Beaudin n’était pas un prospect cinq étoiles quand il s’est présenté à son premier camp Midget AAA avec les Grenadiers de Châteauguay. Hartley, l’entraîneur-chef de l’équipe à l’époque, se souvient d’un jeune défenseur au coup de patin fluide, habile avec la rondelle et capable de se débrouiller sans elle. Une bonne base, certes, mais rien pour faire courir les foules.

« On s’obstinait l’autre jour à Drummond et j’ai dû retourner dans mes vieilles notes, racontait Hartley lorsque RDS l’a joint par téléphone. Je savais qu’il était petit, mais dans ma tête, jamais il ne faisait 5 pieds 8 quand il jouait Midget AAA... À 15 ans, c’était un petit bonhomme. »

Mais le petit bonhomme en avait dedans et, surtout, il apprenait vite. Dans les entraînements, Beaudin ne cédait pas un pouce à ses coéquipiers Antoine Morand et Maxime Comtois, qui allaient respectivement sortir aux deuxième et troisième rangs du repêchage de la LHJMQ cette année-là. Il a fini l’année avec 24 points en 41 matchs, la meilleure récolte parmi les défenseurs de son équipe. Les Voltigeurs en ont fait leur choix de troisième ronde.

La saison suivante, pendant que ses anciens compagnons amorçaient déjà leur carrière junior, Beaudin a été retourné dans le midget, mais ses progrès ont rapidement crevé les yeux des observateurs. Il a amassé 23 points et cumulé un différentiel de plus-19 en seulement 21 parties avant d’être promu au calibre supérieur.  

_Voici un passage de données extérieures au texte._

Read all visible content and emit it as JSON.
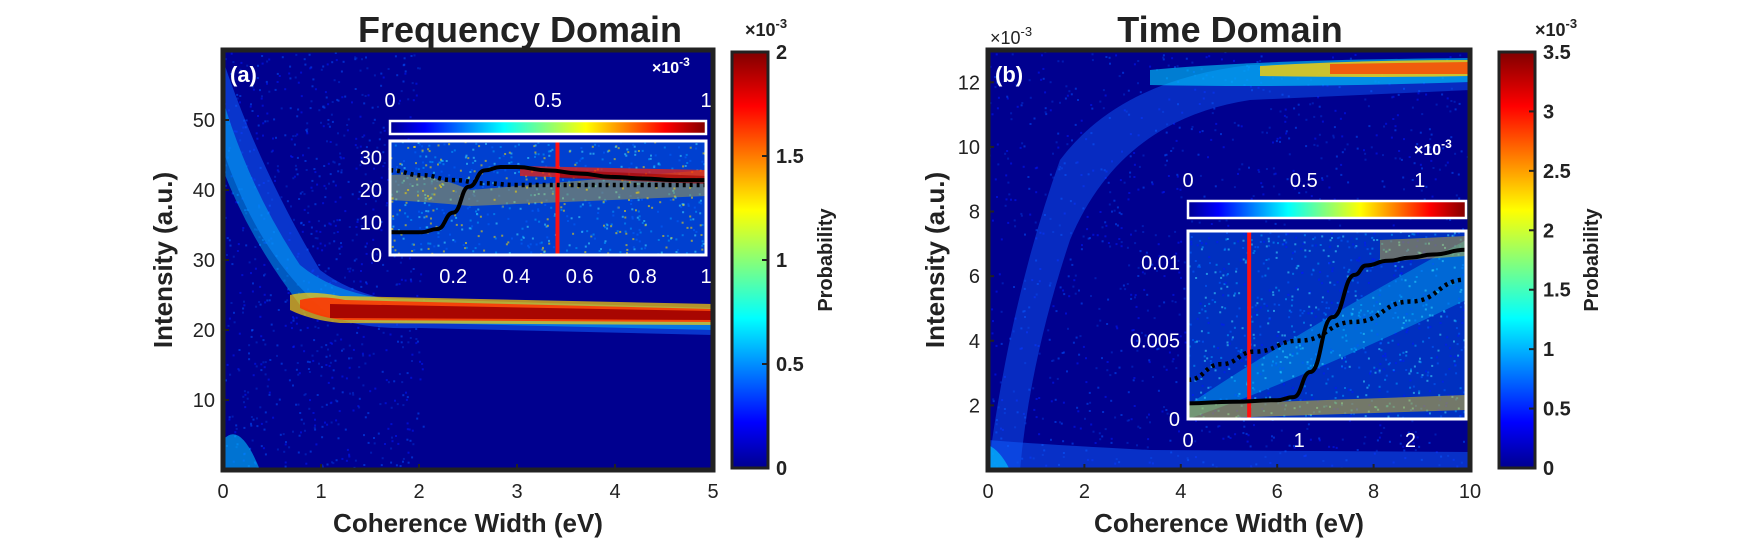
{
  "chart_data": [
    {
      "type": "heatmap",
      "panel_label": "(a)",
      "title": "Frequency Domain",
      "xlabel": "Coherence Width (eV)",
      "ylabel": "Intensity (a.u.)",
      "xlim": [
        0,
        5
      ],
      "ylim": [
        0,
        60
      ],
      "xticks": [
        "0",
        "1",
        "2",
        "3",
        "4",
        "5"
      ],
      "yticks": [
        "10",
        "20",
        "30",
        "40",
        "50"
      ],
      "colorbar": {
        "label": "Probability",
        "exponent": "×10",
        "exponent_power": "-3",
        "range": [
          0,
          2
        ],
        "ticks": [
          "0",
          "0.5",
          "1",
          "1.5",
          "2"
        ]
      },
      "band": {
        "type": "decaying_band",
        "center_high": 55,
        "center_low": 23,
        "decay_start": 0.8
      },
      "inset": {
        "xlim": [
          0,
          1
        ],
        "ylim": [
          0,
          35
        ],
        "xticks": [
          "0.2",
          "0.4",
          "0.6",
          "0.8",
          "1"
        ],
        "yticks": [
          "0",
          "10",
          "20",
          "30"
        ],
        "colorbar": {
          "exponent": "×10",
          "exponent_power": "-3",
          "range": [
            0,
            1
          ],
          "ticks": [
            "0",
            "0.5",
            "1"
          ]
        },
        "red_line_x": 0.53,
        "solid_curve": {
          "x": [
            0.0,
            0.1,
            0.15,
            0.2,
            0.25,
            0.3,
            0.35,
            0.4,
            0.5,
            0.6,
            0.7,
            0.8,
            0.9,
            1.0
          ],
          "y": [
            7,
            7,
            8,
            13,
            21,
            26,
            27,
            27,
            26,
            25,
            24,
            23.5,
            23,
            23
          ]
        },
        "dotted_curve": {
          "x": [
            0.0,
            0.1,
            0.2,
            0.3,
            0.4,
            0.5,
            0.6,
            0.7,
            0.8,
            0.9,
            1.0
          ],
          "y": [
            26,
            24.5,
            23,
            22,
            21.5,
            21.5,
            21.5,
            21.5,
            21.5,
            21.5,
            21.5
          ]
        }
      }
    },
    {
      "type": "heatmap",
      "panel_label": "(b)",
      "title": "Time Domain",
      "xlabel": "Coherence Width (eV)",
      "ylabel": "Intensity (a.u.)",
      "y_exponent": "×10",
      "y_exponent_power": "-3",
      "xlim": [
        0,
        10
      ],
      "ylim": [
        0,
        13
      ],
      "xticks": [
        "0",
        "2",
        "4",
        "6",
        "8",
        "10"
      ],
      "yticks": [
        "2",
        "4",
        "6",
        "8",
        "10",
        "12"
      ],
      "colorbar": {
        "label": "Probability",
        "exponent": "×10",
        "exponent_power": "-3",
        "range": [
          0,
          3.5
        ],
        "ticks": [
          "0",
          "0.5",
          "1",
          "1.5",
          "2",
          "2.5",
          "3",
          "3.5"
        ]
      },
      "band": {
        "type": "rising_band",
        "start": 0.5,
        "end": 12.3
      },
      "inset": {
        "xlim": [
          0,
          2.5
        ],
        "ylim": [
          0,
          0.012
        ],
        "xticks": [
          "0",
          "1",
          "2"
        ],
        "yticks": [
          "0",
          "0.005",
          "0.01"
        ],
        "colorbar": {
          "exponent": "×10",
          "exponent_power": "-3",
          "range": [
            0,
            1.2
          ],
          "ticks": [
            "0",
            "0.5",
            "1"
          ]
        },
        "red_line_x": 0.55,
        "solid_curve": {
          "x": [
            0.0,
            0.4,
            0.8,
            0.95,
            1.1,
            1.3,
            1.5,
            1.6,
            1.8,
            2.0,
            2.2,
            2.5
          ],
          "y": [
            0.001,
            0.0011,
            0.0012,
            0.0014,
            0.003,
            0.0065,
            0.0092,
            0.0098,
            0.0101,
            0.0103,
            0.0105,
            0.0108
          ]
        },
        "dotted_curve": {
          "x": [
            0.0,
            0.3,
            0.6,
            1.0,
            1.5,
            2.0,
            2.5
          ],
          "y": [
            0.0025,
            0.0035,
            0.0043,
            0.005,
            0.0062,
            0.0075,
            0.0089
          ]
        }
      }
    }
  ]
}
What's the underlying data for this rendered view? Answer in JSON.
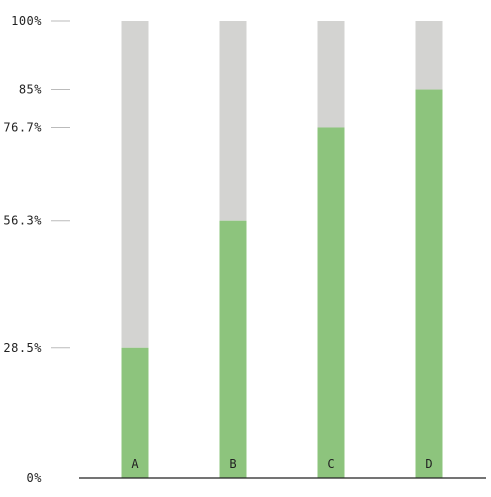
{
  "chart_data": {
    "type": "bar",
    "stacked_percent": true,
    "categories": [
      "A",
      "B",
      "C",
      "D"
    ],
    "values": [
      28.5,
      56.3,
      76.7,
      85
    ],
    "series": [
      {
        "values": [
          28.5,
          56.3,
          76.7,
          85
        ],
        "color": "#8dc47d"
      },
      {
        "values": [
          71.5,
          43.7,
          23.3,
          15
        ],
        "color": "#d3d3d1"
      }
    ],
    "y_ticks": [
      {
        "value": 0,
        "label": "0%"
      },
      {
        "value": 28.5,
        "label": "28.5%"
      },
      {
        "value": 56.3,
        "label": "56.3%"
      },
      {
        "value": 76.7,
        "label": "76.7%"
      },
      {
        "value": 85,
        "label": "85%"
      },
      {
        "value": 100,
        "label": "100%"
      }
    ],
    "ylim": [
      0,
      100
    ],
    "title": "",
    "xlabel": "",
    "ylabel": "",
    "grid": false,
    "legend": "none"
  },
  "colors": {
    "filled": "#8dc47d",
    "remainder": "#d3d3d1",
    "axis": "#222222",
    "tick": "#bbbbbb"
  }
}
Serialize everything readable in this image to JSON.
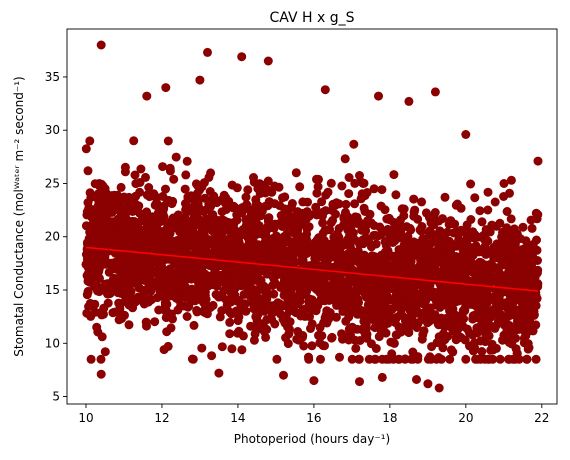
{
  "chart_data": {
    "type": "scatter",
    "title": "CAV H x g_S",
    "xlabel": "Photoperiod (hours day⁻¹)",
    "ylabel": "Stomatal Conductance (molᵂᵃᵗᵉʳ m⁻² second⁻¹)",
    "xlim": [
      9.5,
      22.4
    ],
    "ylim": [
      4.3,
      39.5
    ],
    "xticks": [
      10,
      12,
      14,
      16,
      18,
      20,
      22
    ],
    "yticks": [
      5,
      10,
      15,
      20,
      25,
      30,
      35
    ],
    "grid": false,
    "colors": {
      "points": "#8b0000",
      "fit": "#ff0000"
    },
    "fit_line": {
      "x": [
        10.0,
        21.9
      ],
      "y": [
        19.0,
        14.9
      ]
    },
    "cloud": {
      "x_range": [
        10.0,
        21.9
      ],
      "center_start": 19.0,
      "center_end": 14.9,
      "typical_range": [
        10,
        28
      ]
    },
    "outliers": [
      {
        "x": 10.4,
        "y": 38.0
      },
      {
        "x": 13.2,
        "y": 37.3
      },
      {
        "x": 14.1,
        "y": 36.9
      },
      {
        "x": 14.8,
        "y": 36.5
      },
      {
        "x": 13.0,
        "y": 34.7
      },
      {
        "x": 12.1,
        "y": 34.0
      },
      {
        "x": 16.3,
        "y": 33.8
      },
      {
        "x": 19.2,
        "y": 33.6
      },
      {
        "x": 17.7,
        "y": 33.2
      },
      {
        "x": 11.6,
        "y": 33.2
      },
      {
        "x": 18.5,
        "y": 32.7
      },
      {
        "x": 10.1,
        "y": 29.0
      },
      {
        "x": 20.0,
        "y": 29.6
      },
      {
        "x": 21.9,
        "y": 27.1
      },
      {
        "x": 21.2,
        "y": 25.3
      },
      {
        "x": 10.4,
        "y": 7.1
      },
      {
        "x": 16.0,
        "y": 6.5
      },
      {
        "x": 17.2,
        "y": 6.4
      },
      {
        "x": 17.8,
        "y": 6.8
      },
      {
        "x": 19.3,
        "y": 5.8
      },
      {
        "x": 19.0,
        "y": 6.2
      },
      {
        "x": 18.7,
        "y": 6.6
      },
      {
        "x": 13.5,
        "y": 7.2
      },
      {
        "x": 15.2,
        "y": 7.0
      }
    ]
  }
}
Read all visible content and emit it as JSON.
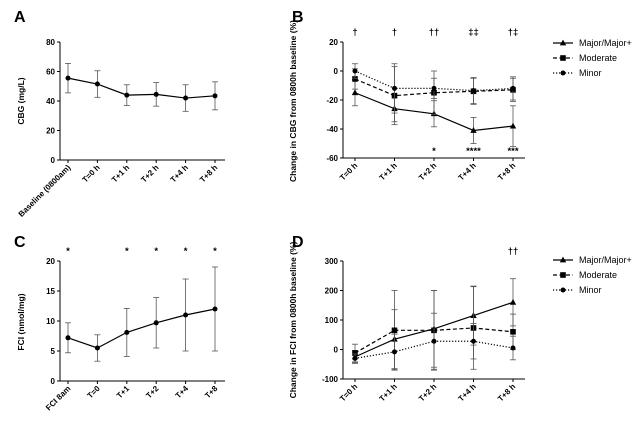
{
  "figure": {
    "panels": [
      "A",
      "B",
      "C",
      "D"
    ]
  },
  "chart_data": [
    {
      "id": "A",
      "panel_label": "A",
      "type": "line",
      "categories": [
        "Baseline (0800am)",
        "T=0 h",
        "T+1 h",
        "T+2 h",
        "T+4 h",
        "T+8 h"
      ],
      "ylabel": "CBG (mg/L)",
      "ylim": [
        0,
        80
      ],
      "yticks": [
        0,
        20,
        40,
        60,
        80
      ],
      "series": [
        {
          "values": [
            55.5,
            51.5,
            44,
            44.5,
            42,
            43.5
          ],
          "err": [
            10,
            9,
            7,
            8,
            9,
            9.5
          ],
          "marker": "dot",
          "dash": "solid"
        }
      ],
      "annotations": []
    },
    {
      "id": "B",
      "panel_label": "B",
      "type": "line",
      "categories": [
        "T=0 h",
        "T+1 h",
        "T+2 h",
        "T+4 h",
        "T+8 h"
      ],
      "ylabel": "Change in CBG from 0800h baseline (%)",
      "ylim": [
        -60,
        20
      ],
      "yticks": [
        -60,
        -40,
        -20,
        0,
        20
      ],
      "legend": [
        "Major/Major+",
        "Moderate",
        "Minor"
      ],
      "series": [
        {
          "name": "Major/Major+",
          "values": [
            -15,
            -26,
            -29.5,
            -41,
            -38
          ],
          "err": [
            9,
            9,
            9,
            9,
            14
          ],
          "marker": "triangle",
          "dash": "solid"
        },
        {
          "name": "Moderate",
          "values": [
            -5.5,
            -17,
            -15,
            -14,
            -13
          ],
          "err": [
            7,
            20,
            15,
            9,
            8
          ],
          "marker": "square",
          "dash": "dashed"
        },
        {
          "name": "Minor",
          "values": [
            0,
            -12,
            -12,
            -13.5,
            -12
          ],
          "err": [
            5,
            17,
            7,
            9,
            8
          ],
          "marker": "dot",
          "dash": "dotted"
        }
      ],
      "annotations": [
        {
          "text": "†",
          "position": "top",
          "index": 0
        },
        {
          "text": "†",
          "position": "top",
          "index": 1
        },
        {
          "text": "††",
          "position": "top",
          "index": 2
        },
        {
          "text": "‡‡",
          "position": "top",
          "index": 3
        },
        {
          "text": "†‡",
          "position": "top",
          "index": 4
        },
        {
          "text": "*",
          "position": "bottom",
          "index": 2
        },
        {
          "text": "****",
          "position": "bottom",
          "index": 3
        },
        {
          "text": "***",
          "position": "bottom",
          "index": 4
        }
      ]
    },
    {
      "id": "C",
      "panel_label": "C",
      "type": "line",
      "categories": [
        "FCI 8am",
        "T=0",
        "T+1",
        "T+2",
        "T+4",
        "T+8"
      ],
      "ylabel": "FCI (nmol/mg)",
      "ylim": [
        0,
        20
      ],
      "yticks": [
        0,
        5,
        10,
        15,
        20
      ],
      "series": [
        {
          "values": [
            7.2,
            5.5,
            8.1,
            9.7,
            11,
            12
          ],
          "err": [
            2.5,
            2.2,
            4,
            4.2,
            6,
            7
          ],
          "marker": "dot",
          "dash": "solid"
        }
      ],
      "annotations": [
        {
          "text": "*",
          "position": "top",
          "index": 0
        },
        {
          "text": "*",
          "position": "top",
          "index": 2
        },
        {
          "text": "*",
          "position": "top",
          "index": 3
        },
        {
          "text": "*",
          "position": "top",
          "index": 4
        },
        {
          "text": "*",
          "position": "top",
          "index": 5
        }
      ]
    },
    {
      "id": "D",
      "panel_label": "D",
      "type": "line",
      "categories": [
        "T=0 h",
        "T+1 h",
        "T+2 h",
        "T+4 h",
        "T+8 h"
      ],
      "ylabel": "Change in FCI from 0800h baseline (%)",
      "ylim": [
        -100,
        300
      ],
      "yticks": [
        -100,
        0,
        100,
        200,
        300
      ],
      "legend": [
        "Major/Major+",
        "Moderate",
        "Minor"
      ],
      "series": [
        {
          "name": "Major/Major+",
          "values": [
            -25,
            35,
            70,
            115,
            160
          ],
          "err": [
            22,
            100,
            130,
            100,
            80
          ],
          "marker": "triangle",
          "dash": "solid"
        },
        {
          "name": "Moderate",
          "values": [
            -12,
            65,
            65,
            73,
            60
          ],
          "err": [
            30,
            135,
            135,
            140,
            60
          ],
          "marker": "square",
          "dash": "dashed"
        },
        {
          "name": "Minor",
          "values": [
            -30,
            -8,
            28,
            28,
            5
          ],
          "err": [
            15,
            60,
            95,
            60,
            40
          ],
          "marker": "dot",
          "dash": "dotted"
        }
      ],
      "annotations": [
        {
          "text": "††",
          "position": "top",
          "index": 4
        }
      ]
    }
  ]
}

« Il était dominant. On aurait dit que c’était trop facile pour lui », se souvient Hartley.

Ce modèle d’apprentissage allait devenir la norme pour Beaudin, qui a eu besoin d’un peu de temps pour s’acclimater au niveau supérieur. Il a joué seulement 26 matchs et n’a récolté qu’une petite mention d’aide en tant que recrue à Drummondville. Mais quand il s’est présenté pour sa première saison complète, Hartley, qui l’avait suivi dans le Centre-du-Québec dans un rôle d’adjoint à Dominique Ducharme, s’est aperçu que la métamorphose était passée à l’étape suivante.

« C’est un jeune homme dévoué, travaillant et dès qu’il s’adapte au niveau suivant, on dirait que tout devient facile pour lui. La game se passe au ralenti pour lui. »

Un sens du jeu « au-dessus de la moyenne »

Dans les cahiers de notes des recruteurs, Beaudin gagne des points avec sa vitesse. En quelques foulées, il peut semer un attaquant en poursuite, atteindre la ligne bleue et compléter la transition offensive avec une passe parfaite à travers la zone neutre. La facilité avec laquelle il peut accomplir ces tâches en succession est déconcertante.

« On pourrait l’appeler "le Petit Tigre", propose dans son meilleur français Dan Marr, le directeur de la Centrale de recrutement de la LNH. Il rappelle ce personnage qui est petit, mais qui ne sait pas qu’il l’est. Sur la glace, rien ne l’intimide. Et je ne parle pas de l’enjeu de sa taille vis-à-vis l’aspect physique du jeu, mais plutôt de sa réaction sous pression. Lorsque la rondelle est sur son bâton, de bonnes choses se produisent. Il peut échapper à l’échec avant, lancer une attaque et il sait identifier le bon moment pour se commettre à la ligne bleue adverse. Il prend constamment les bonnes décisions. »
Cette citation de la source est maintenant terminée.